Like many people I have sat through a lot of presentations in my professional and personal life.  Unlike many people I have made hundreds (if not thousands) of them and so I have some strong opinions on what makes a good presentation and what can ruin one.

Powerpoint can fall into both of those categories.  Used wisely it can focus an audience’s attention and provide some key points for them to carry away.  Used badly it can send an audience into a catatonic stupor. Hence the often used phrase “Death by Powerpoint”.

Here are my top 10 tips to avoid death by powerpoint.

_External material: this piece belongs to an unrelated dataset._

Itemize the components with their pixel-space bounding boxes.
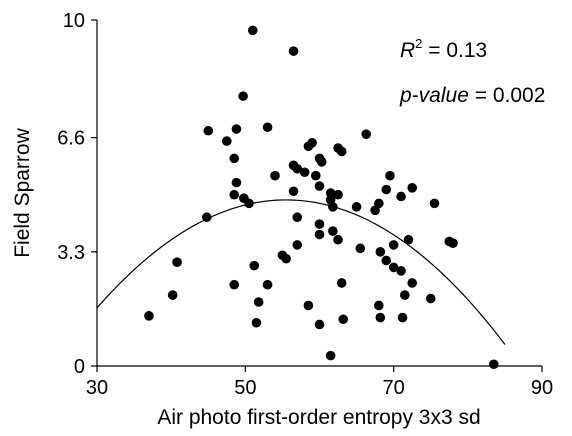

  1. Plan your talk first – Don’t start with the powerpoint and work backwards. Work out what you want to say, then you can pull out the main points to form the basis of your slides.
  2. Use your notes section – Don’t include your entire presentation on the slides. You may find it easier to write your notes section for each slide first and then pick the points you want to go on the slides.
  3. Know your audience – Use appropriate language and images to suit the background, culture, age, gender, ability and literacy level. Yes, I know this is blindingly obvious, but SO MANY people don’t seem to think about this.
  4. Keep it clean – Use fonts that are easy to read on screen and not too decorative. San serif fonts such as Arial or Calibri are recommended. Make sure you use dark text on light background and pick a colour scheme and stick to it. Use bolding for emphasis as it’s proven to be easier to read on a screen than underlined text, capitals or coloured text.
  5. Don’t include paragraphs – If you have a long quote you feel is important to share, read it out on the day, put it in your notes section and provide the notes. Don’t include it on a slide in 8 point just to fit it in. If nobody can read the quote, it kind of defeats the whole purpose of including it.
  6. Less is more – Aim for a maximum of 10 slides, 5 points per slide, 5 words per point.
  7. Keep animations to a minimum – They are so much more effective when used sparingly to make a point, not just to entertain. Used excessively they can be extremely distracting.
  8. Check your spelling and punctuation. Very carefully. Several times. Enough said.
  9. Timing is everything – As soon as a slide changes, or you add more text to a slide the audience will read it… so make sure it is relevant to what you are saying at that time.
  10. Practice makes perfect – The more you practice, the less you need to read the notes. The less you read the notes, the more you can engage with the audience. The more you engage with the audience the more likely they are to remember what you are talking about. And isn’t that the whole point?